Consider using multi-factor authentication, which requires more than just a password to obtain access. Determine whether your vendors who deal with sensitive data, particularly financial institutions, offer multi-factor authentication for your account by checking with them.
The goal of this policy is to provide a standard for the generation of secure passwords, their protection, and the required frequency of password changes.
- Do Regular Data Backups – Media Protection Policy
Despite taking all necessary safeguards, breaches are still possible, thus it’s crucial to block as many attacks as you can.
Databases, spreadsheets, HR files, and financial statement files are among the types of information that we advise backing up. Make sure to back up all cloud-stored data as well.

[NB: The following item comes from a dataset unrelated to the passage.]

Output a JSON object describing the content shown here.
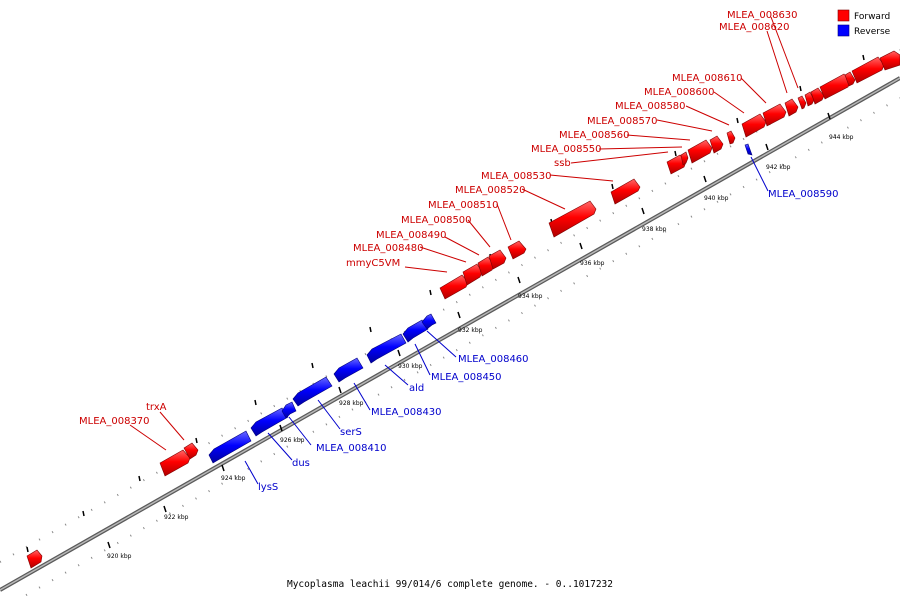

In the event of a fire or flood, make sure backups are kept in a different area.
- Employ Social Media Policy – System & Communication Policy
Small businesses are increasingly using social media for business goals. A specific quantity of data that will be visible to friends on social media will be exposed to the corporation.
While this exposure could be a key factor in value creation, it can also serve as an unsuitable channel for information to travel between connections in both the personal and professional spheres.
Employing social media policy is crucial for issues relating to bandwidth, security, and privacy.
- Protect Your Wi-Fi Networks – Access Control Policy
Make sure your office’s Wi-Fi network is hidden, encrypted, and secure.
Set up your router to not display the network name, to conceal your Wi-Fi network. Secure router access with a password. This policy’s goals are to secure and safeguard the corporate knowledge assets, as well as to establish awareness of and best practices for using corporately offered free and unsecured Wi-Fi.
- Site Operation Guidelines – Physical Security Policy
This policy aims to establish standards for communication and website updates for the company’s external website.
The success of the business depends on safeguarding the information on and within the corporate website with the same level of security and confidentiality requirements applied to other corporate business transactions.
The Bottom Line
There are more than a dozen ways to protect the systems and network of your small business and the number of secure file-sharing options is growing.
By following a cybersecurity policy, your business may be able to reduce the impact if any hacks occur. Threats will continue to change, and so will defenses against them. By no means should you be slack or careless when it comes to securing your company, but as the name suggests, a cybersecurity policy is made to keep your company’s digital assets secure.
Therefore, you can rest assured that your business will most likely grow if you stick to the best practices.